«Il dolore è la debolezza che lascia il corpo», così recita stoicamente uno degli slogan a cui il corpo degli US Marines affida il reclutamento. Forse, anche Barack Obama avrà provato dolore nella raffica di critiche che gli sono state rivolte per le recenti nomine del nuovo team che sarà chiamato a difendere la sicurezza nazionale. Le designazioni di John Brennan a direttore della Cia e di Chuck Hagel a segretario alla Difesa hanno suscitato malumori, dubbi e polemiche non solo nel partito democratico, ma anche in quello repubblicano. Al di là del clamore mediatico prodotto dai detrattori, un clamore che riempie le pagine dei giornali in questi giorni, sono scelte solo apparentemente controverse o addirittura maldestre. Con le mani ormai libere dal problema della rielezione, il Presidente sembra aver prediletto Brennan e Hagel per due ragioni fondamentali.
Da una parte, Obama riafferma di nuovo in maniera evidente il proprio convinto sostegno alla strategia dei droni nella guerra al terrorismo (che verrà probabilmente affidata all’Intelligence). L’attuale consigliere per la sicurezza nazionale e l’antiterrorismo è l’uomo dei droni, colui che compila la kill list del Presidente. Non per caso, infatti, le principali critiche sono giunte dalla componente liberal dello spettro politico democratico, fortemente critica verso un personaggio ritenuto troppo vicino all’amministrazione Bush. Quello di Brennan a Langley non sarebbe un esordio, ma un ritorno. A differenza del suo sfortunato predecessore, il generale David H. Petraeus, Brennan si è formato nella Cia, dove fece carriera ai tempi di Bill Clinton e George W. Bush. Seppur quantomeno ambigua sotto il profilo morale (la guerra dei droni infatti è una sorta di applicazione alla realtà delle procedure di Minority Report), l’opaca figura di Brennan costituisce certamente un ottimo profilo professionale per la conduzione dei servizi segreti americani.

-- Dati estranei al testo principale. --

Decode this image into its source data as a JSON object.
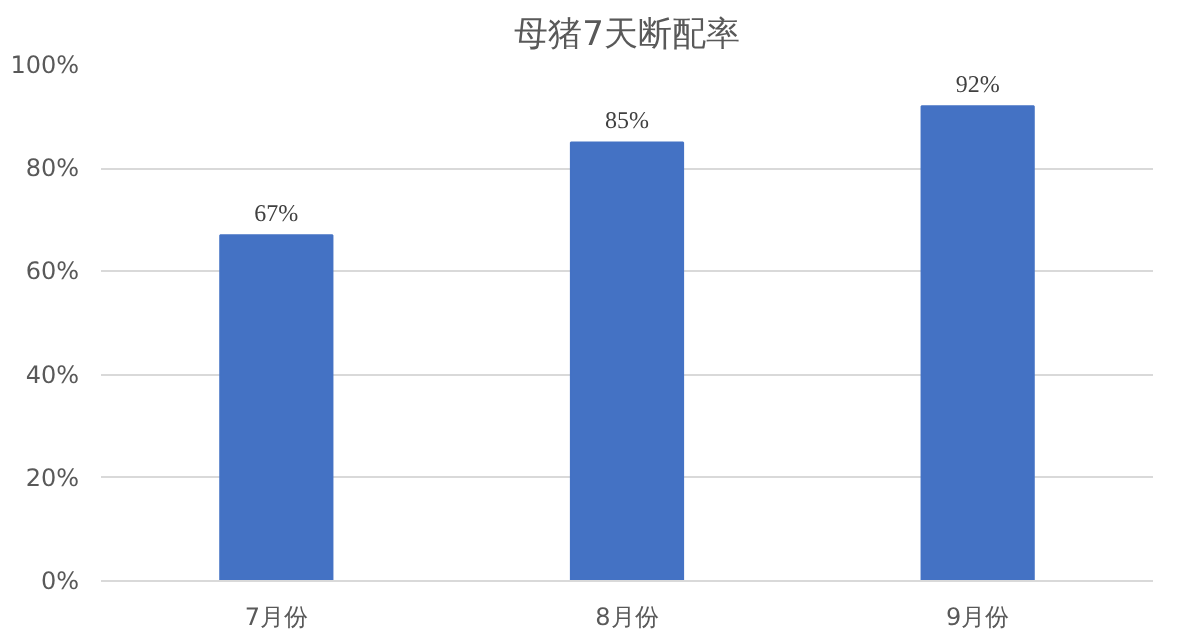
{
  "chart_data": {
    "type": "bar",
    "title": "母猪7天断配率",
    "categories": [
      "7月份",
      "8月份",
      "9月份"
    ],
    "values": [
      67,
      85,
      92
    ],
    "value_labels": [
      "67%",
      "85%",
      "92%"
    ],
    "color": "#4472c4",
    "ylim": [
      0,
      100
    ],
    "yticks": [
      {
        "value": 0,
        "label": "0%"
      },
      {
        "value": 20,
        "label": "20%"
      },
      {
        "value": 40,
        "label": "40%"
      },
      {
        "value": 60,
        "label": "60%"
      },
      {
        "value": 80,
        "label": "80%"
      },
      {
        "value": 100,
        "label": "100%"
      }
    ],
    "grid": "y"
  }
}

Dall’altra parte, il Presidente sostiene la necessità economica di rivedere l’onnivoro budget del Pentagono e la volontà politica di rinsaldare il rapporto – troppo spesso sottoposto a stiramenti e tensioni – tra la classe di governo e le élites militari. In questa prospettiva, la nomina di Hagel sembra offrire elevate garanzie professionali.
Eroe del Vietnam ed esponente della scuola realista, l’ex senatore repubblicano è un corpo estraneo dello staff di Obama, anche se si è mostrato più vicino alla sensibilità del Presidente di molti altri suoi collaboratori. Questa volta gli attacchi alla scelta sono arrivati dai repubblicani, in particolare dai circoli intellettuali neoconservatori. Critico verso la guerra in Iraq, ostile a quella che lui stesso ha definito la «lobby ebraica» al Congresso e ritenuto troppo morbido verso l’Iran, Hagel è considerato troppo poco filo-israeliano sulle questioni mediorientali.

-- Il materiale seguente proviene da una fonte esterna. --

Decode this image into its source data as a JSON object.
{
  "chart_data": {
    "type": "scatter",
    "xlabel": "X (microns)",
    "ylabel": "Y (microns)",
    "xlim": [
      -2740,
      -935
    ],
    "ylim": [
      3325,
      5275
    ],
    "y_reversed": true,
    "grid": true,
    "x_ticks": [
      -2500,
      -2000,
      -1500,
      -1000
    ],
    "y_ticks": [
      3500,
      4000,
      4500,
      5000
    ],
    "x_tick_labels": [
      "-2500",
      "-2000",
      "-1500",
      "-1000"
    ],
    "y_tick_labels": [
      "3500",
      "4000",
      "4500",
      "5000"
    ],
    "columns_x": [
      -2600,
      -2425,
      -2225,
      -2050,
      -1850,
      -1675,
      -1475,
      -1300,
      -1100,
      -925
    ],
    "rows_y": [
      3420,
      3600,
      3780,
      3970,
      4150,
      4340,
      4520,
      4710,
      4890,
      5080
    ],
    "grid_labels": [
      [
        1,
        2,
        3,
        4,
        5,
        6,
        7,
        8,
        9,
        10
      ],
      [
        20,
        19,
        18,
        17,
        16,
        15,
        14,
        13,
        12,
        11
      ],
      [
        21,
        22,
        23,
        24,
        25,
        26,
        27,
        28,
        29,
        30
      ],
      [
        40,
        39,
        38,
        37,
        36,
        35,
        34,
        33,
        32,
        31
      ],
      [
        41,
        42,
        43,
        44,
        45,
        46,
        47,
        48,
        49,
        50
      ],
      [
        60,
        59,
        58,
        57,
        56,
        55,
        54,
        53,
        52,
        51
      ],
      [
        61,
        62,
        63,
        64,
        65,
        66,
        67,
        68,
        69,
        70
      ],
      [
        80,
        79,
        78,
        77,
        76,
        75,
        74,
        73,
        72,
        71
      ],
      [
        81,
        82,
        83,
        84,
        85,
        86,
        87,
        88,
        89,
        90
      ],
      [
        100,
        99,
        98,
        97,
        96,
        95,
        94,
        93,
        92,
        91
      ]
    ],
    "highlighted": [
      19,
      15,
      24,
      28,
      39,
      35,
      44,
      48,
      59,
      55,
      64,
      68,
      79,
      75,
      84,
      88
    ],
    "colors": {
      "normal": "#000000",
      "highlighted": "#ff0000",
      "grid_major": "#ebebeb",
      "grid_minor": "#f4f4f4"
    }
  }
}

Tuttavia, risulta (forse) fuorviante – come hanno fatto i suoi detrattori – sottolineare aspetti che riguarderanno prerogative e competenze del Segretario di Stato. Mettendo a capo del Pentagono un ex militare, Obama dimostra invece una sensibilità particolare –presumibilmente, soltanto opportunistica – per il mondo delle forze armate. Nel guidare l’alleggerimento delle spese per la difesa, Hagel potrà certamente dialogare con gli ufficiali dell’esercito da una posizione di indubbia autorità. Avendo esperienza della guerra, egli infatti è consapevole dell’ostilità ai conflitti di coloro che sono chiamati a combatterli.
Forse, il «dolore» per le critiche ricevute era già stato preventivato da Obama. Molto probabilmente, sarà in fretta dimenticato. Il calcolo pragmatico sembra infatti aver preceduto ogni considerazione etica. Nell’operazione di riequilibrio delle correnti all’interno del potere statunitense, l’uomo seduto nello Studio Ovale – che, soprattutto riguardo alla sua posizione sull’utilizzo dei droni, è stato molto probabilmente insignito del Premio Nobel per la Pace con eccessiva celerità e fiducia – avrà realizzato che un tale dolore non era altro che debolezza che abbandonava il corpo della sua Amministrazione.